Last Sunday a new art gallery called Spaces sprung up like ripened corn in the beleaguered city of Karachi. It was a welcome bloom in the brickwork. It is tucked away in old Clifton, a part of the landscape that in the days of the Raj was regarded by the empire builders as exclusive. The left behind a legacy of order, discipline and magnificent buildings among which were those fin de siecle testimonials in terracotta and red sandstone.

The snorting irony is that while a large chunk of the metropolis has been vandalised by a tribe of indiscriminate builders who have unleashed a rash of highly coagulated communal troughs, old Clifton still remains relatively uncluttered. It was therefore quite appropriate for the curator of the gallery, Zainab Jafri, to inaugurate the premises with an exhibition devoted to…Urban Spaces.
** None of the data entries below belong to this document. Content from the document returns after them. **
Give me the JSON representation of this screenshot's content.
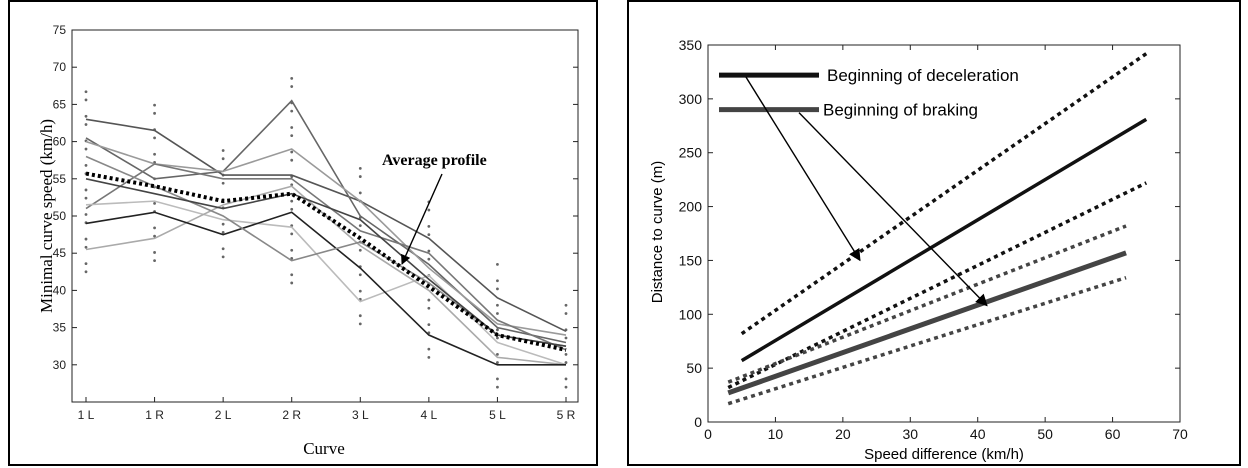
{
  "chart_data": [
    {
      "type": "line",
      "xlabel": "Curve",
      "ylabel": "Minimal curve speed (km/h)",
      "categories": [
        "1 L",
        "1 R",
        "2 L",
        "2 R",
        "3 L",
        "4 L",
        "5 L",
        "5 R"
      ],
      "ylim": [
        25,
        75
      ],
      "yticks": [
        30,
        35,
        40,
        45,
        50,
        55,
        60,
        65,
        70,
        75
      ],
      "grid": false,
      "annotation": "Average profile",
      "series": [
        {
          "values": [
            63,
            61.5,
            55.5,
            55.5,
            52,
            47,
            39,
            34.5
          ],
          "color": "#555555"
        },
        {
          "values": [
            60.5,
            55,
            56,
            65.5,
            50,
            43.5,
            35,
            33
          ],
          "color": "#666666"
        },
        {
          "values": [
            60,
            57,
            56,
            59,
            52,
            43,
            35.5,
            34
          ],
          "color": "#9a9a9a"
        },
        {
          "values": [
            51,
            57,
            55,
            55,
            48,
            45,
            36,
            32
          ],
          "color": "#777777"
        },
        {
          "values": [
            51.5,
            52,
            49.5,
            48.5,
            38.5,
            42,
            33,
            30
          ],
          "color": "#bbbbbb"
        },
        {
          "values": [
            45.5,
            47,
            51.5,
            54,
            46,
            40,
            31,
            30
          ],
          "color": "#aaaaaa"
        },
        {
          "values": [
            49,
            50.5,
            47.5,
            50.5,
            43,
            34,
            30,
            30
          ],
          "color": "#222222"
        },
        {
          "values": [
            58,
            54,
            50,
            44,
            46.5,
            41,
            34,
            32.5
          ],
          "color": "#888888"
        },
        {
          "values": [
            55,
            53,
            51,
            53,
            49.5,
            41.5,
            34,
            32.5
          ],
          "color": "#444444"
        },
        {
          "values": [
            55.7,
            54,
            52,
            53,
            47,
            40.5,
            34,
            32
          ],
          "color": "#000000",
          "style": "dotted",
          "is_average": true
        }
      ]
    },
    {
      "type": "line",
      "xlabel": "Speed difference (km/h)",
      "ylabel": "Distance to curve (m)",
      "xlim": [
        0,
        70
      ],
      "ylim": [
        0,
        350
      ],
      "xticks": [
        0,
        10,
        20,
        30,
        40,
        50,
        60,
        70
      ],
      "yticks": [
        0,
        50,
        100,
        150,
        200,
        250,
        300,
        350
      ],
      "grid": false,
      "legend_placement": "top-left",
      "legend": [
        {
          "label": "Beginning of deceleration",
          "color": "#111111"
        },
        {
          "label": "Beginning of braking",
          "color": "#444444"
        }
      ],
      "series": [
        {
          "name": "Beginning of deceleration",
          "x": [
            5,
            65
          ],
          "y": [
            57,
            281
          ],
          "color": "#111111",
          "style": "solid"
        },
        {
          "x": [
            5,
            65
          ],
          "y": [
            82,
            342
          ],
          "color": "#111111",
          "style": "dotted"
        },
        {
          "x": [
            3,
            65
          ],
          "y": [
            32,
            222
          ],
          "color": "#111111",
          "style": "dotted"
        },
        {
          "name": "Beginning of braking",
          "x": [
            3,
            62
          ],
          "y": [
            27,
            157
          ],
          "color": "#444444",
          "style": "solid"
        },
        {
          "x": [
            3,
            62
          ],
          "y": [
            37,
            182
          ],
          "color": "#444444",
          "style": "dotted"
        },
        {
          "x": [
            3,
            62
          ],
          "y": [
            17,
            134
          ],
          "color": "#444444",
          "style": "dotted"
        }
      ]
    }
  ]
}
There is something refreshing about looking at the works of fresh art graduates who are exhibiting before the public for the first time. There is a bracing innocence about their compositions which is devoid of spoof and pastiche. The six canvases of Syed Ahmad Tahir and the 12 canvases of Anum Ather Jamal are a case in point. Both artists are graduates of the Indus Valley School of Art and Architecture. And both have focused on themes that are enjoined through some sort of cultural osmosis.
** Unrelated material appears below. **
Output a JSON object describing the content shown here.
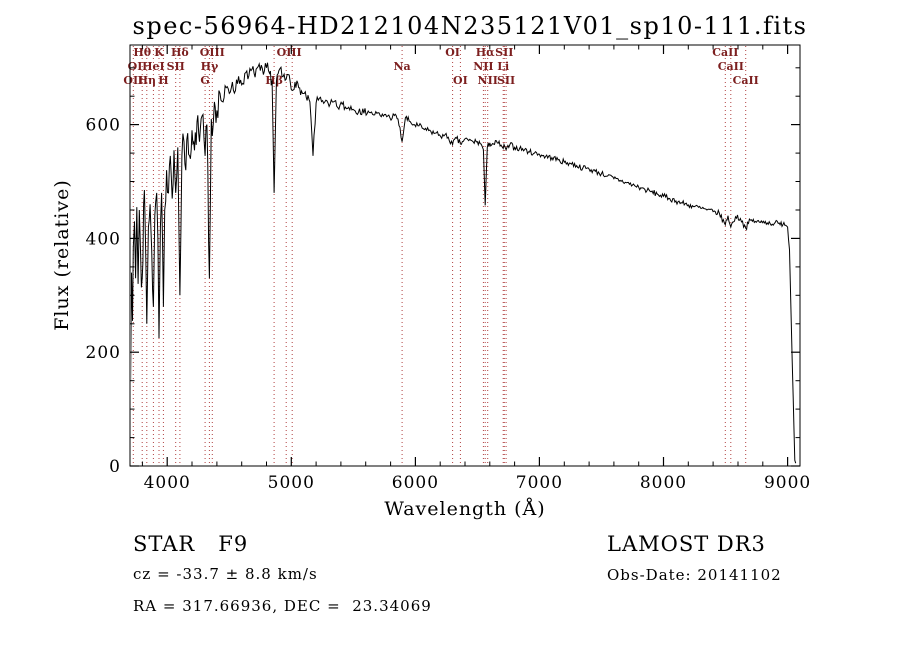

The common element or link is … habitation. In Tahir’s case the buildings provide a kind of colourful fantasy world — a place to escape to, temporarily, of course, before the bomb blasts and the ethnic killings, before judges and social workers are blown up and lawyers kidnapped.

In Jamal’s case there is an expression of regret at the constant erosion taking place in buildings in an overcrowded society, due to regular travelling, shifting from apartment to apartment and the general movement of societies. This results in fragmentation, in the things that are left behind, things like facades, broken balconies and shorn water and drainage pipes. A forgotten era that is teetering on the edge of extinction.

Tahir is a soft-spoken, amiable person whose humility is contagious. He is the kind of carnivore who wouldn’t hurt a fly. He is also something of an escapist who makes brief excursions into a world of fantasy. His work is confident and imposing. All his compositions, whether acrylic on canvas or pen on paper, command a second look. I have never before seen anything quite like his piece de resistance ‘Rainbow Town’ — a long kaleidoscopic skyline of buildings each distinct and identifiable, where pink and orange are the dominant colours.

The rest of his compositions are part of the same family, expressive, detailed and concentrated riots of colour. By contrast Jamal’s compositions in graphite on board or pen and graphite on paper are intense, compact and full of industrial minutiae. Some of her work in coloured pencil is also quite impressive. In spite of the wealth of detail the objects that form the pictures are distinct and exclusive.

Her work is quite special and will attract the attention of architects and also art teachers. I was most impressed by her ‘Chaotic remains’ which tells the story of the gradual industrial erosion of an era when space was not at a premium and people were still gainfully employed. But as the Greek philosopher Heraclitus once wrote, you can never step into the same river … twice.